The president, who was elected to a second term last December, said that she held no “bitterness” within her, despite the opposition’s attempts to remove her from power.
“Even when unfairly questioned in an attempt at impeachment, it does not hurt me, nor do I hold grudges,” she said, calling for “all who desire it to build a better reality.”
The process of impeachment was approved late last year by the president of the Lower House, Eduardo Cunha, but the Supreme Court identified some “procedural errors” in the selection of a key committee and ordered that the entire process be restarted.
Rousseff wrote that the “political instability” of Brazil was being exacerbated by the behavior of “often immature” sectors of the opposition, who, in her opinion, have “not accepted the outcome of the polls (in 2014).”
Along with the ongoing political instability and economic crisis, Rousseff will face a series of other challenges this year, none more so than the 2016 Summer Olympics, which will bring some two million people to Rio de Janeiro in August.
Before the year’s end, Rousseff announced a 11.6% minimum wage hike, to come into effect January 1. She also replaced her Finance minister, market-friendly economist Joaquim Levy, with PT ally Nelson Barbosa.
Rousseff also moved to approve the budget, which she pushed through by overruling large numbers amendments made by lawmakers to the nation’s budget guidelines law for this year.
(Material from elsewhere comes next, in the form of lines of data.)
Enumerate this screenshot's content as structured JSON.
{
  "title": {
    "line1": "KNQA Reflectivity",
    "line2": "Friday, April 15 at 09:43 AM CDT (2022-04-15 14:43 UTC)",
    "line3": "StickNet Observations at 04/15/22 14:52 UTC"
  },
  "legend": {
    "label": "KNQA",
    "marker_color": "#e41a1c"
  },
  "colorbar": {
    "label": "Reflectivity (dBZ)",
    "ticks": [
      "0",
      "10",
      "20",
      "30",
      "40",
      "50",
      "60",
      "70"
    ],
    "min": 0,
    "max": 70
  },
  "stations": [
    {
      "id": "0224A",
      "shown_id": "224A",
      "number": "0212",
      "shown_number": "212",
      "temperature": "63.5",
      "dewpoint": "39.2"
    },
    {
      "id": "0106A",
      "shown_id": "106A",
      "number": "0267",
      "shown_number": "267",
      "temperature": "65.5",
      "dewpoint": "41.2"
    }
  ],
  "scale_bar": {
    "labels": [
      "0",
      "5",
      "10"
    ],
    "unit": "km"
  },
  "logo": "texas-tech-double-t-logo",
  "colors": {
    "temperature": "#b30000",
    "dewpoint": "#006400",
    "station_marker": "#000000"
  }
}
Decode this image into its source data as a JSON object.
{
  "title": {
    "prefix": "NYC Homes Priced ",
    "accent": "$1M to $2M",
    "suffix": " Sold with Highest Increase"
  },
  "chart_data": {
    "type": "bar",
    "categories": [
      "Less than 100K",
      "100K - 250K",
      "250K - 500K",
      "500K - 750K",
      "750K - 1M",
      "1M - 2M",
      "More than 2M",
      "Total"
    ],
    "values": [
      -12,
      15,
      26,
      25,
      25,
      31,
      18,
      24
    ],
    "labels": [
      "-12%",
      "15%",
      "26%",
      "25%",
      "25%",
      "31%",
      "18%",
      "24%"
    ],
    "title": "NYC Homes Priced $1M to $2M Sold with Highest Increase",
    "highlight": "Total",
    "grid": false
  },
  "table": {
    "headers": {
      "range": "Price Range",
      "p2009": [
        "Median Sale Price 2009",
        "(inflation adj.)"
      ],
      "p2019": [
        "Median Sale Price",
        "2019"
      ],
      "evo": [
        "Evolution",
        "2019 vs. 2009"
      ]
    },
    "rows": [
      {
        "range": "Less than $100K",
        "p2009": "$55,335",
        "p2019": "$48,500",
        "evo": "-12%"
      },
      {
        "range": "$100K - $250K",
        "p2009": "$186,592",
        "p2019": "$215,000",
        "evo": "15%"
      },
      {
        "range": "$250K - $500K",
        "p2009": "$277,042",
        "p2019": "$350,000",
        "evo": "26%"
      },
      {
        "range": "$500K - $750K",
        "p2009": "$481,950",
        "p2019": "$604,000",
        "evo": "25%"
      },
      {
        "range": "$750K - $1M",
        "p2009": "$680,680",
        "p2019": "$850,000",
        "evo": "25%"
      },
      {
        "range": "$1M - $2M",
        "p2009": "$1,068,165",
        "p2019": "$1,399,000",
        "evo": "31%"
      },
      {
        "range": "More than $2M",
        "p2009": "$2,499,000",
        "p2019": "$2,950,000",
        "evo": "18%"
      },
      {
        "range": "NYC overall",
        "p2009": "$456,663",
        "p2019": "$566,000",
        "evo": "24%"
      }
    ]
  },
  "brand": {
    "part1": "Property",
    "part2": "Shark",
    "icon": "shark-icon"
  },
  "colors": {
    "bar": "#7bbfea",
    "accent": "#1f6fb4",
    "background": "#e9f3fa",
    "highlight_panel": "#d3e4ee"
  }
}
According to the government’s official gazette, Rousseff signed the so-called “LDO” law on Thursday. Congress passed the LDO last month, following months of bickering over Rousseff’s failure to meet deficit-reduction targets that almost led to a government shutdown.
According to the gazette, Rousseff reversed a congressional ban on the approval, disbursement and refinancing of existing or new loans by state development bank BNDES to help Brazilian companies fund investments outside the country. Rousseff overruled that decision, saying the ban could weigh down the ability of local corporations to compete globally.
Rousseff also overruled congressional restrictions on the way the PT’s flagship Bolsa Familia program, which gives low-income families a monthly stipend under certain conditions, could be financed. According to the gazette, maintaining the restrictions would force Rousseff’s government to cut existing beneficiaries of the stipends or add new ones.
The online edition of newspaper O Globo cited Senator Eunício Oliveira, the leader of ruling coalition member Brazilian Democratic Movement Party (PMDB) party in the Upper House as saying that Rousseff’s vetoes “could create more problems” to the already tense relationship between lawmakers and the president.
Rousseff ensured her new positive tone was distributed widely, tweeting: “I know we have had a tough year, but I am optimistic about 2016. I believe in the strength of our people and the agenda we have set for Brazil. Happy 2016.”
“The state’s reform agenda will deepen democracy and strengthen the foundations of sustainable growth,” she continued.